Pattern 19: Improving Your AI Coding
How to Analyze Your AI Interactions and Get Better Over Time
Overview
Great AI coding isn’t magic—it’s a measurable skill. Treat chat logs like code reviews: find friction, kill repetition, improve prompts.
You’ll gain:
- Which prompting tactics work for you
- No more re-explaining context
- Know what AI does well vs poorly
- Ship faster with fewer messages
Serious about AI development? This is non-negotiable. Code reviews improve programming; conversation reviews improve AI piloting.
Key Principles
- Track patterns – Log repeated corrections
- Measure efficiency – Time to working code
- Experiment – A/B test prompts
- Share learnings – Team playbook saves hours
Exercise: Build Your Playbook
Step 1: Collect
Export 7 days of AI chats using SpecStory. Include successes, failures, and frustrating loops.
Step 2: Analyze
Tag patterns:
- Repeat explanations (pasted same context twice)
- Recurring errors (AI forgets your framework)

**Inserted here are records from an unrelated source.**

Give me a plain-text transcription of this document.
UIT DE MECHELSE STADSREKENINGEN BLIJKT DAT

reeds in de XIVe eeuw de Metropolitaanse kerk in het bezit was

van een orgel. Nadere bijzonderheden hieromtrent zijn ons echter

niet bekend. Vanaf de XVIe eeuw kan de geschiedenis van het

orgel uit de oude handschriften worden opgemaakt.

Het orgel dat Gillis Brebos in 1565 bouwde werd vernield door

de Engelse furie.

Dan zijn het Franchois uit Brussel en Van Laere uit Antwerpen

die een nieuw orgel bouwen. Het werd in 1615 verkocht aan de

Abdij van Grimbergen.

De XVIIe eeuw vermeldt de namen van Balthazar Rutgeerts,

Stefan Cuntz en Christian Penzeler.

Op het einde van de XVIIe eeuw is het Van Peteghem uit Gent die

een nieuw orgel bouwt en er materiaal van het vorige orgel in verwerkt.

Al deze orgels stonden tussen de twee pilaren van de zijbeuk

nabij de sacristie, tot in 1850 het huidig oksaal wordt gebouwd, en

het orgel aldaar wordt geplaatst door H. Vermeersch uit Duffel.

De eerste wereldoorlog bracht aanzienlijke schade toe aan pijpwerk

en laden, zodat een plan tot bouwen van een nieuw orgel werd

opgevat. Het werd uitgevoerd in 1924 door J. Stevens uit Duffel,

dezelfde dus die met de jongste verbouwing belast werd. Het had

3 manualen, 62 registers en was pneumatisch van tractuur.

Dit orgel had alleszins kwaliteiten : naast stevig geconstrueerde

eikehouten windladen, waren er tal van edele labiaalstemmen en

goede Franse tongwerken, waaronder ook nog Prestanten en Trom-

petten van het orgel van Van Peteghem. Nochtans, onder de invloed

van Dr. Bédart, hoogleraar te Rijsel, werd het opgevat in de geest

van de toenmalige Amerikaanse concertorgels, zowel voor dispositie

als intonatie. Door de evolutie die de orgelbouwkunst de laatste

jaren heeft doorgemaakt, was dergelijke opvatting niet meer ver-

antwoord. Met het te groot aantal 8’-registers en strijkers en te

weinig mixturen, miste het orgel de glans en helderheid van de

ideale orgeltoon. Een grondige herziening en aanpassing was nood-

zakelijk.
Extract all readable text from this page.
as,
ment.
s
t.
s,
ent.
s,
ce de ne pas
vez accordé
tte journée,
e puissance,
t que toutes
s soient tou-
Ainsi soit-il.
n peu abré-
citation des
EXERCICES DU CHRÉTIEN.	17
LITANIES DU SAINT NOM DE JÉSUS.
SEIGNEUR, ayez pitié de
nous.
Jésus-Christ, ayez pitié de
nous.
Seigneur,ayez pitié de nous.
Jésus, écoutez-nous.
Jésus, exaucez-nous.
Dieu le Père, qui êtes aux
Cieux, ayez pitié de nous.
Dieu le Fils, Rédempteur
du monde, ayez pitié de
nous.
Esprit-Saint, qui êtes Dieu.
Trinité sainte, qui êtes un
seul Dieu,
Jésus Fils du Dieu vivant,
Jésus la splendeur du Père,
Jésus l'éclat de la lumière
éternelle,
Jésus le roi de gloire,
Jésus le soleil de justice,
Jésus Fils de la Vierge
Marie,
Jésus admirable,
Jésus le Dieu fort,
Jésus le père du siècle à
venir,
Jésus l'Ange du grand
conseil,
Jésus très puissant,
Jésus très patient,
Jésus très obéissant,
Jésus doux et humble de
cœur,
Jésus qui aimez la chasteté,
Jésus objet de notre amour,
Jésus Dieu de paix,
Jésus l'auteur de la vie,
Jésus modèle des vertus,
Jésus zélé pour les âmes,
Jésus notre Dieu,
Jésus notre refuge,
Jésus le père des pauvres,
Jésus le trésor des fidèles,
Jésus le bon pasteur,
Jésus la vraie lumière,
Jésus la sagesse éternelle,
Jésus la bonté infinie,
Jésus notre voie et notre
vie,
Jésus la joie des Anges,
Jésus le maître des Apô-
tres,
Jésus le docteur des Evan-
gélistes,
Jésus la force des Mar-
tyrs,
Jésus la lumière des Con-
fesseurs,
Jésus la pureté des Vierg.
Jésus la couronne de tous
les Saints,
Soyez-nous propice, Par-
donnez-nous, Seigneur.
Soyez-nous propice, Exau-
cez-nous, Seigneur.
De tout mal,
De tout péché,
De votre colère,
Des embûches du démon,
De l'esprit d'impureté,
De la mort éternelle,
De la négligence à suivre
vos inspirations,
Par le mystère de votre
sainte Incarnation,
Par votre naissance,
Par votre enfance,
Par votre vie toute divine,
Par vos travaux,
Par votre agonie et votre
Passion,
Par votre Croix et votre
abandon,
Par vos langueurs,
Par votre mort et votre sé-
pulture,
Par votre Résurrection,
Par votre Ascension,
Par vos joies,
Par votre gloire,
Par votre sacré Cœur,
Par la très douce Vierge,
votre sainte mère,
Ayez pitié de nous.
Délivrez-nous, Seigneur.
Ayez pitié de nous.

- Surprise wins (one-shot success)
Step 3: Create Playbook
Write ai-playbook.md. List top 3 DOs and DON’Ts from your data.
Example:
## DO
1. Paste file tree before edits
2. Give <50 LOC chunks
3. State outcome before code
## DON'T
1. Say "make it better" without metrics
2. Paste entire stack traces
3. Mix multiple concernsStep 4: Test
Validate your playbook with your next task. If it seems to help, keep the rule. Otherwise, refine or delete it.
Tools
- SpecStory – Export Cursor & Claude logs
- Helicone – Annotate and search history
Or build your own tool by parsing JSONL and grepping for your pain points.
Ship the playbook, ship the code, and repeat.